In the early 1960’s, a racer from Houston Texas named A.J. Foyt blew up the 255 cubic inch Offenhauser engine in his Meskowski USAC championship dirt car at the old California State Fairgrounds and sent the remains to Meyer & Drake which classified the engine as beyond repair. Later, Louis Meyers’ brother, Harry, who oversaw engine assembly, decided to cut the damaged block in half to use the front half and cannibalized parts from around the Meyer & Drake shop to create a 2-cylinder midget engine.
A 2-cylinder midget engine was not a new idea - in the 1930’s Dale Drake built a number of 2-cylinder midget engines that used Harley-Davidson “knucklehead” crankcases. Drake engines won many midget races, particularly for Bill Vukovich, but eventually were replaced by the Offenhauser midget engine.
Old-timers claim that a 2-cylinder engine had a unique advantage- the theory being that as a tire received each power pulse from the engine, the tire wound up, distorted, and twisted under the force. With a 2-cylinder engine, the tire had time to relax before the next power pulse, and give the racer better bite on the race track. Power pulses or not, the Drake engine was known as a “shaker” that punished both man and machine Northern California midget builder and champion George Benson recalled seeing the Harry Meyer 2-cylinder “Offy” run on the M & D dynamometer around 1965 and “with a two-throw 180-degree crankshaft, it vibrated itself out of history.”
Benson continued, “Knowing Harry I am sure he knew it could be done, it was just a matter of doing it. I remember quizzing him about it when he was building it, and questioning the out of balance state he would have to deal with. Harry said, "Oh hell I am going to let the damn thing shake."

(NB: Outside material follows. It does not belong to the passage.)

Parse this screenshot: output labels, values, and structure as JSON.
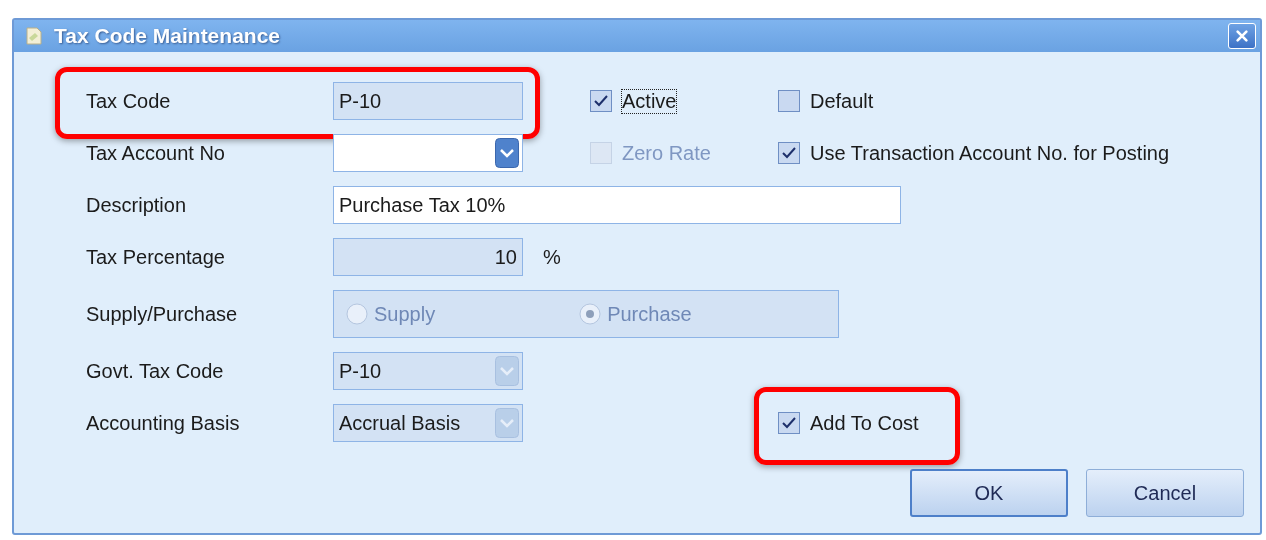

The level of vibration from an ordinary Offenhauser 220, 255, or 270 cubic inch engine could be strong as well. George Benson recalled, “when you shut the throttle off to go into the turns the Bell Auto Parts steering wheels, made from steel sheet stock, would vibrate so violently they would open up your grip on the wheel while shaking your arms and wrists out of their sockets.
It felt like you were steering with your palms until you got back in the throttle.” Some drivers would use wood splints taped to the underside of the spokes on the Bell steering wheels in an attempt to stiffen the wheel. Back in the 50’s and 60’s wrestling a big heavy car without power steering for 100 miles on a dirt track was truly a day’s work.
Fast forward a few years to the 1970’s and the Harry Meyer 2-cylinder “Offy” showed up at a race track installed in George Newman’s midget known as “Old Ironsides.”
John Redican saw the 2-cylinder “Offy” for the first time in “Old Ironsides” at the ¼-mile Corona Raceway, located off the 91 freeway at Pierce Street in Corona California. John, best known as a California Racing Association (CRA) sprint car driver (with 22 career wins) was there to watch the races, but Newman’s original driver, Roy Cook, had gotten bad blisters on his hands from the vibrations after warming up and ‘hot lapping’ the car. Redican arrived at the track just before qualifying was over, and agreed to give it a shot.
Redican recalled, “I jumped in the car and they pushed me off for qualifying. They gave me one lap to feel it out and I posted second quick time.” Redican was astonished when he climbed out after qualifying and saw that it was an old rail frame cross-spring car; he described it as “very forgiving with great forward bite” (maybe those old timers are right about the power pulse).
After an unsuccessful trophy dash run, the 2-cylinder midget won its heat race and Redican recalls, “George was going nuts-like a kid with a new toy“. The car started on the tail of the field for the feature but moved up through the field and was up to 6th place after 10 laps, when the brake pedal broke off. Redican drove on for 10 to 15 more laps using the hand brake when the drag link on the steering broke. With no steering, the car went off the track and Redican stopped it with no further damage. Redican stated that the engine was mounted rigidly in the chassis and that “his butt tingled for a week” after driving the 2-cylinder midget.
The next week, Redican and Newman hauled the repaired 2-cylinder ‘Old Ironsides” to race on the half-mile at J C Agajanian’s Ascot in Gardena California. While qualifying, the Pittman arm broke and the car slammed hard into the outer fence. George Newman rebuilt the heavily damaged car over the next few years, but it never raced again.